Modelling and experimental validation of high performance low platinum multilayer cathode for polymer electrolyte membrane fuel cells (PEMFCs)

• Comsol numerical model developed for a multilayer cathode of PEM fuel cell.
• Influence of carbon–Nafion layer porosity on the cell performance.
• Effect of the number of Pt sputtered layers on the mass oxygen fraction and saturation distribution.
• Effect of (Pt/C) agglomerate radius on the cell performance.
• Effect of (Pt/C) agglomerate structure thickness on the cell performance.

The aim of this paper is to demonstrate numerically the feasibility of using a sputtering technique for the design of Polymer Electrolyte Membrane Fuel Cell cathodes having low platinum loading and offering high performance.

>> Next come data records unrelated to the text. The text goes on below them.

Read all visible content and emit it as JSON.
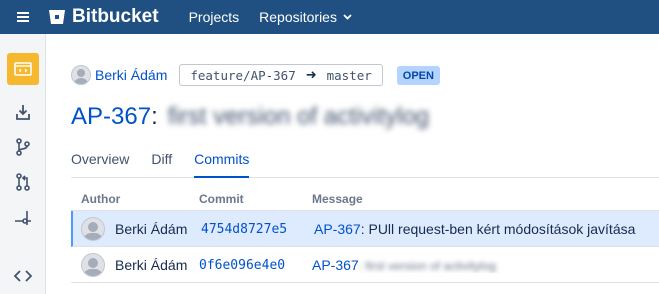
{
  "topbar": {
    "app_name": "Bitbucket",
    "nav": [
      {
        "label": "Projects"
      },
      {
        "label": "Repositories"
      }
    ]
  },
  "sidebar": {
    "icons": [
      "repository-icon",
      "clone-icon",
      "branches-icon",
      "pull-requests-icon",
      "commits-icon",
      "source-icon"
    ]
  },
  "pr": {
    "author": "Berki Ádám",
    "source_branch": "feature/AP-367",
    "target_branch": "master",
    "status": "OPEN",
    "key": "AP-367",
    "colon": ":",
    "title_rest": "first version of activitylog"
  },
  "tabs": [
    {
      "label": "Overview"
    },
    {
      "label": "Diff"
    },
    {
      "label": "Commits"
    }
  ],
  "commits": {
    "columns": {
      "author": "Author",
      "commit": "Commit",
      "message": "Message"
    },
    "rows": [
      {
        "author": "Berki Ádám",
        "hash": "4754d8727e5",
        "issue": "AP-367",
        "message": ": PUll request-ben kért módosítások javítása"
      },
      {
        "author": "Berki Ádám",
        "hash": "0f6e096e4e0",
        "issue": "AP-367",
        "message": ": first version of activitylog"
      }
    ]
  },
  "colors": {
    "header_bg": "#205081",
    "link": "#0052cc",
    "active_sidebar": "#f5b82e",
    "badge_bg": "#b3d4ff",
    "selected_row": "#deebff"
  }
}
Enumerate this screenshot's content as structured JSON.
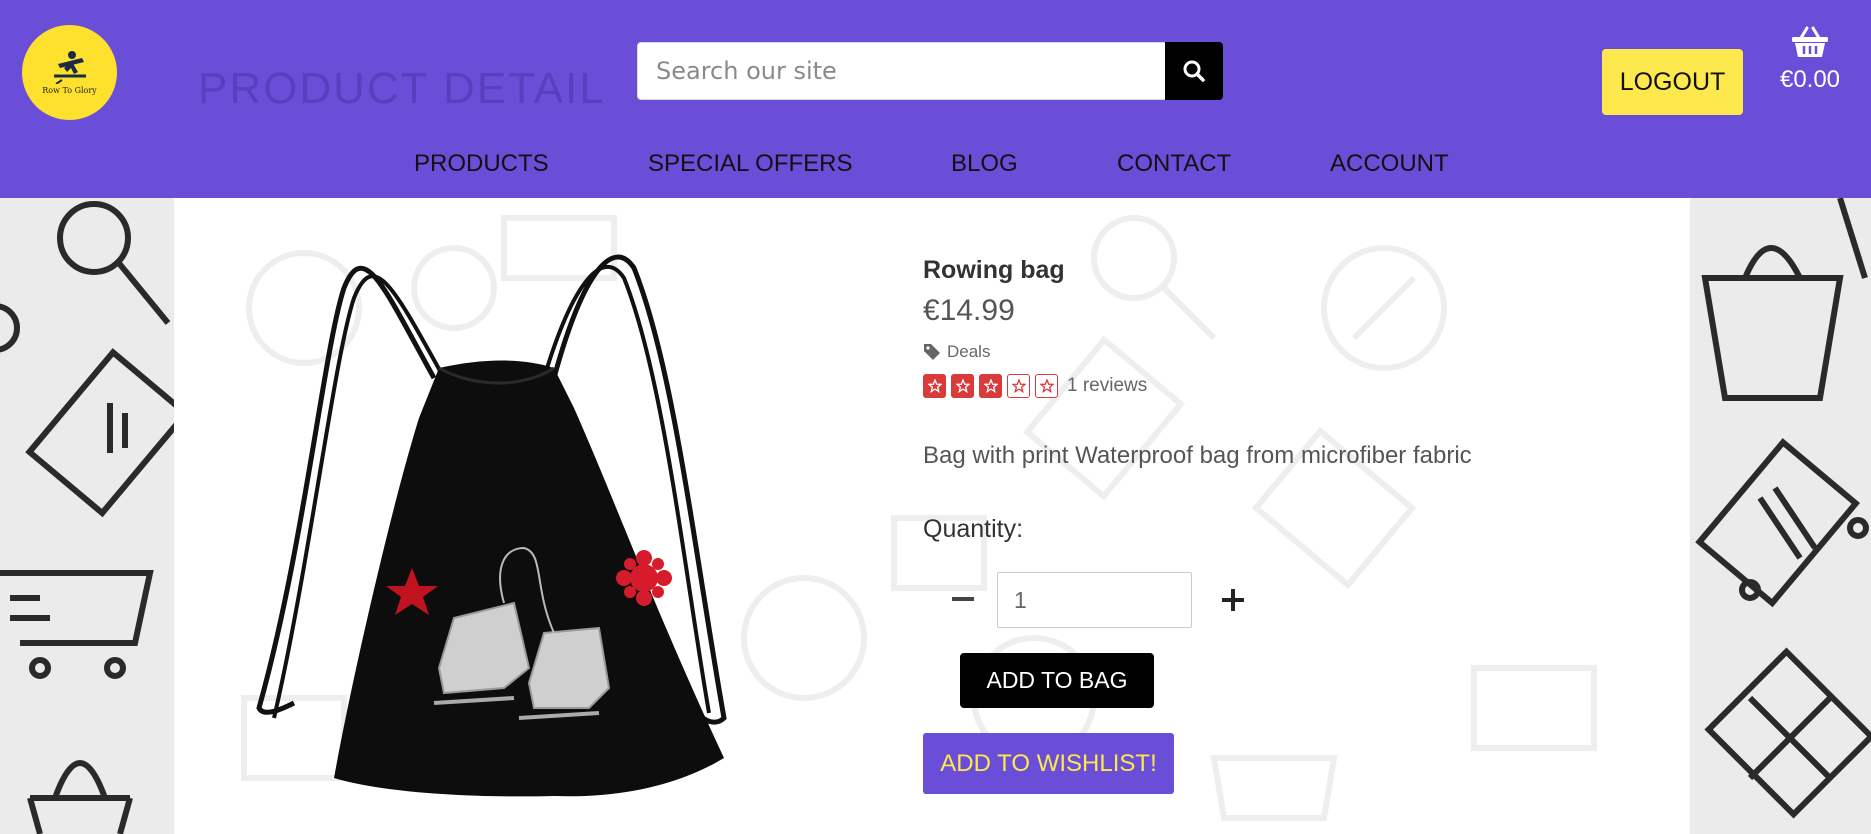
{
  "header": {
    "logo_text": "Row To Glory",
    "ghost_title": "PRODUCT DETAIL",
    "search": {
      "placeholder": "Search our site",
      "value": ""
    },
    "logout_label": "LOGOUT",
    "basket_total": "€0.00"
  },
  "nav": {
    "items": [
      {
        "label": "PRODUCTS"
      },
      {
        "label": "SPECIAL OFFERS"
      },
      {
        "label": "BLOG"
      },
      {
        "label": "CONTACT"
      },
      {
        "label": "ACCOUNT"
      }
    ]
  },
  "product": {
    "name": "Rowing bag",
    "price": "€14.99",
    "category": "Deals",
    "rating": {
      "filled": 3,
      "total": 5
    },
    "reviews_label": "1 reviews",
    "description": "Bag with print Waterproof bag from microfiber fabric",
    "quantity_label": "Quantity:",
    "quantity_value": "1",
    "add_to_bag_label": "ADD TO BAG",
    "add_to_wishlist_label": "ADD TO WISHLIST!"
  },
  "colors": {
    "brand_purple": "#6a4ed8",
    "logo_yellow": "#fde12d",
    "button_yellow": "#fde84d",
    "star_red": "#d93a3a"
  },
  "icons": {
    "search": "search-icon",
    "basket": "basket-icon",
    "tag": "tag-icon",
    "star": "star-icon",
    "minus": "minus-icon",
    "plus": "plus-icon"
  }
}
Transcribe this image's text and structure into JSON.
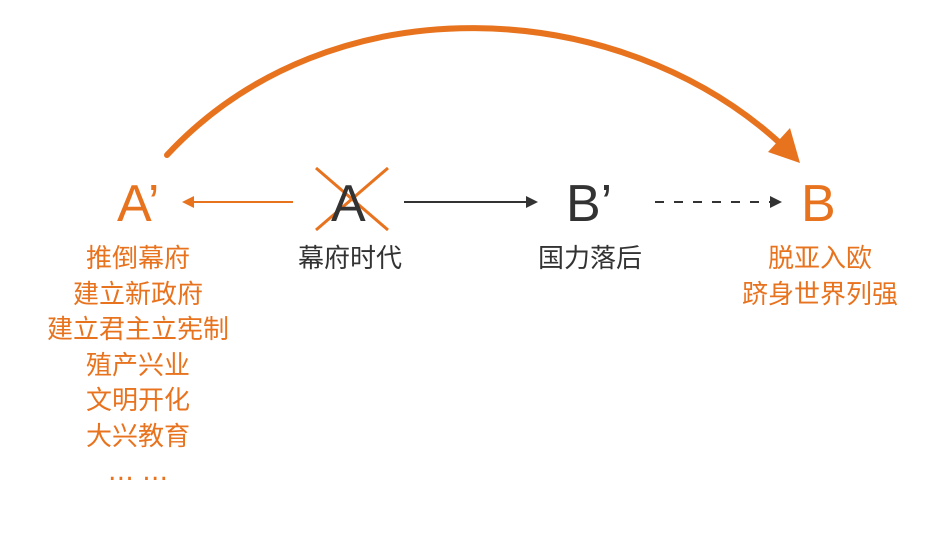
{
  "nodes": {
    "a_prime": "A’",
    "a": "A",
    "b_prime": "B’",
    "b": "B"
  },
  "captions": {
    "a": "幕府时代",
    "b_prime": "国力落后"
  },
  "a_prime_list": [
    "推倒幕府",
    "建立新政府",
    "建立君主立宪制",
    "殖产兴业",
    "文明开化",
    "大兴教育",
    "…  …"
  ],
  "b_list": [
    "脱亚入欧",
    "跻身世界列强"
  ],
  "colors": {
    "accent": "#e8731f",
    "text": "#333333",
    "line": "#333333"
  }
}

A two-dimensional steady state model accounting for electrochemical reactions, momentum, saturation, species and charge conservation equations have been developed. It has been applied to three different cathode configurations where the platinum is assumed to be sputtered one, two and three times on the same number of carbon–Nafion layers (CNL). The predicted polarization curves were validated with the experimental data obtained in our laboratory. Our results showed that the best performance is obtained with a three Pt sputtered layer cathode. A parametric study proved the dependence of the PEM fuel cell cathode performance on the CNL porosity, the (Pt/C) agglomerate radius and the thickness of this agglomerate structure.